Re: MESSAGE quota resource implemention

2011-09-02 Thread Bron Gondwana
On Fri, Sep 02, 2011 at 09:37:24AM +1000, Rob Mueller wrote:
 
 Actually, really I'd like to create a new UNIQUEID - and store
 all the files in paths based on uniqueid rather than on folder
 name.  This would not only mean renames could be fast and
 atomic, but that delayed delete would be fast.  The downside is
 a more opaque filesystem layout.  Oh, another upside - file path
 limitations don't exist so much any more.
 
 While UNIQUEID is nice, the opaqueness is annoying. Personally, I
 liked the idea that we talked about a while back which I think was:
 
 $spooldir/a/user/aardvark/user.aardvark/
 $spooldir/a/user/aardvark/user.aardvark.drafts/
 $spooldir/a/user/aardvark/user.aardvark.trash/
 $spooldir/a/user/aardvark/user.aardvark.foo/
 $spooldir/a/user/aardvark/user.aardvark.foo.bar/
 $spooldir/a/user/aardvark/user.aardvark.abc.xyz/

I still have a patch somewhere that does that.

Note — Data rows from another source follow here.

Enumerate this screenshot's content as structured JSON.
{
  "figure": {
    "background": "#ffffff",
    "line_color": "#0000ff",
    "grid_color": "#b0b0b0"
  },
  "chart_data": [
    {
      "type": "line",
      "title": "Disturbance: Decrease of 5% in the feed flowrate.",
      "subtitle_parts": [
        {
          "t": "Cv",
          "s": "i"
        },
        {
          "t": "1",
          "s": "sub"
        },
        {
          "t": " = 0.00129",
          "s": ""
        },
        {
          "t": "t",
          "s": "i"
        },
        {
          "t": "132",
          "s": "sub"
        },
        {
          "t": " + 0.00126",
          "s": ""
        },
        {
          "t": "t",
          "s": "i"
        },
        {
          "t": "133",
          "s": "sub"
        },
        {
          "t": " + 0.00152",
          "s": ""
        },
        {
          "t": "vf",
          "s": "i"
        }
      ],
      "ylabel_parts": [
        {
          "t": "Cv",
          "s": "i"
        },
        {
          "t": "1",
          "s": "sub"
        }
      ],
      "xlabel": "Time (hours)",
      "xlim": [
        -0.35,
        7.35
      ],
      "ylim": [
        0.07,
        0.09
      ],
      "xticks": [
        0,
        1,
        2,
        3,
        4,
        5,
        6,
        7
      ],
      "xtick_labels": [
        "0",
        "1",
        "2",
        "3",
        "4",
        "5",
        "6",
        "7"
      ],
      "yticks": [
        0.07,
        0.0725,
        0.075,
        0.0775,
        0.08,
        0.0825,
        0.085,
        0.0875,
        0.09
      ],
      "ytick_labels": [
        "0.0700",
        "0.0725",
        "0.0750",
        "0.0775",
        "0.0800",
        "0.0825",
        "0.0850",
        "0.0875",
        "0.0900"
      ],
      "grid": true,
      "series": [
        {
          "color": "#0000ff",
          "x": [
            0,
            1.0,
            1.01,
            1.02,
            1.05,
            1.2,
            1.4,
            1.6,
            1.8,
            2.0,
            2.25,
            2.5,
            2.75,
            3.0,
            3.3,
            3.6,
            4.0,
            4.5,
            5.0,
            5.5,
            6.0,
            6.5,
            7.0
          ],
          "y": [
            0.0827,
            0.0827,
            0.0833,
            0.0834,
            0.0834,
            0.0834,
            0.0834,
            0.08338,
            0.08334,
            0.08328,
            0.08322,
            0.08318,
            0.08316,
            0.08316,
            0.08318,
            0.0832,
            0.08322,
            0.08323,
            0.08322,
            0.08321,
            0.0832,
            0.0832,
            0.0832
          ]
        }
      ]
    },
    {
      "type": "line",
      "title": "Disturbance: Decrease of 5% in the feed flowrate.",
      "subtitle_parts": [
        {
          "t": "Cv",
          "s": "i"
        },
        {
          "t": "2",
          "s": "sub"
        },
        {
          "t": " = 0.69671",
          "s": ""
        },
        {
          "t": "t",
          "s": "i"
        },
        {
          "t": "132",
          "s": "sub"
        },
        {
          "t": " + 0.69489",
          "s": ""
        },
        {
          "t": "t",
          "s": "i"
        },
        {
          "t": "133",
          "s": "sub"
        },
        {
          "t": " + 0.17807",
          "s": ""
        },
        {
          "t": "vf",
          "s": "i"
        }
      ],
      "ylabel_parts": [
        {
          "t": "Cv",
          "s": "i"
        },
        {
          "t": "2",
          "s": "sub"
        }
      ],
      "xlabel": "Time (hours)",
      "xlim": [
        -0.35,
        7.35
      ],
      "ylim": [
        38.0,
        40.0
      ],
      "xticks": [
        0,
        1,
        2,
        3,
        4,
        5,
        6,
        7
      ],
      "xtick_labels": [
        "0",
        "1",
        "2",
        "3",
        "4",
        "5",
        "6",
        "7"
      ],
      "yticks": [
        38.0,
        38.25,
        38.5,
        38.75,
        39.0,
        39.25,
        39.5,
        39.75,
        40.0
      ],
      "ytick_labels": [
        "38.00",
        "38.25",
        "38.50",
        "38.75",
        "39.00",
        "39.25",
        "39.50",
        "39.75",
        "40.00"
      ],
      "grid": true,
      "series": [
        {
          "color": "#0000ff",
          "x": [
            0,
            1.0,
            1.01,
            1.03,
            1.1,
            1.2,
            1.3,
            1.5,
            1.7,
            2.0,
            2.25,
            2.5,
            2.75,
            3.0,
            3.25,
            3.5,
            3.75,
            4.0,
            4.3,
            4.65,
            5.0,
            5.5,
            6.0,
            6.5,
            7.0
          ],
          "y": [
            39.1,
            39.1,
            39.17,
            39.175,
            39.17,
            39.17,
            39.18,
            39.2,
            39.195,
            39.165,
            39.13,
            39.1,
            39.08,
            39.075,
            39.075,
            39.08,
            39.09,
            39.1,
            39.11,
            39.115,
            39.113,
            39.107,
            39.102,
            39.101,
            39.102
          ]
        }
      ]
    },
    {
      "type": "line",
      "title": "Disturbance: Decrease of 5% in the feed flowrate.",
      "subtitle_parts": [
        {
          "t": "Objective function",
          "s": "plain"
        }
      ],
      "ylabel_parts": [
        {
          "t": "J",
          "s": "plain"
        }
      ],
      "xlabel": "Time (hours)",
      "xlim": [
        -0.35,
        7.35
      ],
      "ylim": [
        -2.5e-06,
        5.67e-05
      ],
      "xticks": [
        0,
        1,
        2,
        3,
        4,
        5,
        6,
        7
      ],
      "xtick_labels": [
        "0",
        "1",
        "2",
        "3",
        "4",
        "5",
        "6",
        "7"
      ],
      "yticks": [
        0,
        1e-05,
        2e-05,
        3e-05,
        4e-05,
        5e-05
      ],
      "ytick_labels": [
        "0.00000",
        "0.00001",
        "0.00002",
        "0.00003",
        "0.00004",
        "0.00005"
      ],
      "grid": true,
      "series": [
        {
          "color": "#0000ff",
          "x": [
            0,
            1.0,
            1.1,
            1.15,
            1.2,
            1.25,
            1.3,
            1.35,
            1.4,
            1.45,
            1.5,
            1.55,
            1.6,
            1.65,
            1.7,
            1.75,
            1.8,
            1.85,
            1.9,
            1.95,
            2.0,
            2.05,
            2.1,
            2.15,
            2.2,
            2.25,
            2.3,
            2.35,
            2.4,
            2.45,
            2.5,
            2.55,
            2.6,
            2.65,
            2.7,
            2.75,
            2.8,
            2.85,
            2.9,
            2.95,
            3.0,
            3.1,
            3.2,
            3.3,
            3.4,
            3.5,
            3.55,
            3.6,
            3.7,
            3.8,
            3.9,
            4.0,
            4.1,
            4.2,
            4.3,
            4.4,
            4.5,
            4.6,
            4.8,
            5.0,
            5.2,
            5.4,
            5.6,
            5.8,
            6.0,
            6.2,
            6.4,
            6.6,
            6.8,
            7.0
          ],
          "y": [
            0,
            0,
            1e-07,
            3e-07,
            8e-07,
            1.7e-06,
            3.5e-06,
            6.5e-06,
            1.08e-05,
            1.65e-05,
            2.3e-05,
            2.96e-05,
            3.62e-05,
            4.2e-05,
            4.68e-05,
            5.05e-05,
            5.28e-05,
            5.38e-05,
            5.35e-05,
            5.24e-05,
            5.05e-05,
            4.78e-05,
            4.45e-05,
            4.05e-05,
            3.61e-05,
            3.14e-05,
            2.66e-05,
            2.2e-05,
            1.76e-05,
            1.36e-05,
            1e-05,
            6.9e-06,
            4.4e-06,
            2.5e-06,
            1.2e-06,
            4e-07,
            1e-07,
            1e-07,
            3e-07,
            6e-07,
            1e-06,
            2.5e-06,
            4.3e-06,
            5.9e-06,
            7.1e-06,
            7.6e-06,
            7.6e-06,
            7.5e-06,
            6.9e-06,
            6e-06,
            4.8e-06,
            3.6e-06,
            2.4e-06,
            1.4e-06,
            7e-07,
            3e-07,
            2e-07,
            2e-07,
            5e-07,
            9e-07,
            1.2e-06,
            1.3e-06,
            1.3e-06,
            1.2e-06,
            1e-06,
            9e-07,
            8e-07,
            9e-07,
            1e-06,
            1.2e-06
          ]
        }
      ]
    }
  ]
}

 So you end up with every folder for a user in one dir. This solves
 the current messy handling of sub-dirs (eg currently you have to
 create the intermediate dir /abc/ even though there's no entry in
 mailboxes.db for it), and makes renaming any folder very cheap still
 (because you can do it with a single dir rename, rather than having
 to move each message file), but you don't go completely opaque.

It does give you a 256 character folder tree limit on many operating
systems.

 Delete handling is still easier, just rename to
 DELETED.$oldname.$UNIQUEID or something like that, because it's
 cheap to rename anyway.

Sorry, make that 239, once you make space for timestamps and dots.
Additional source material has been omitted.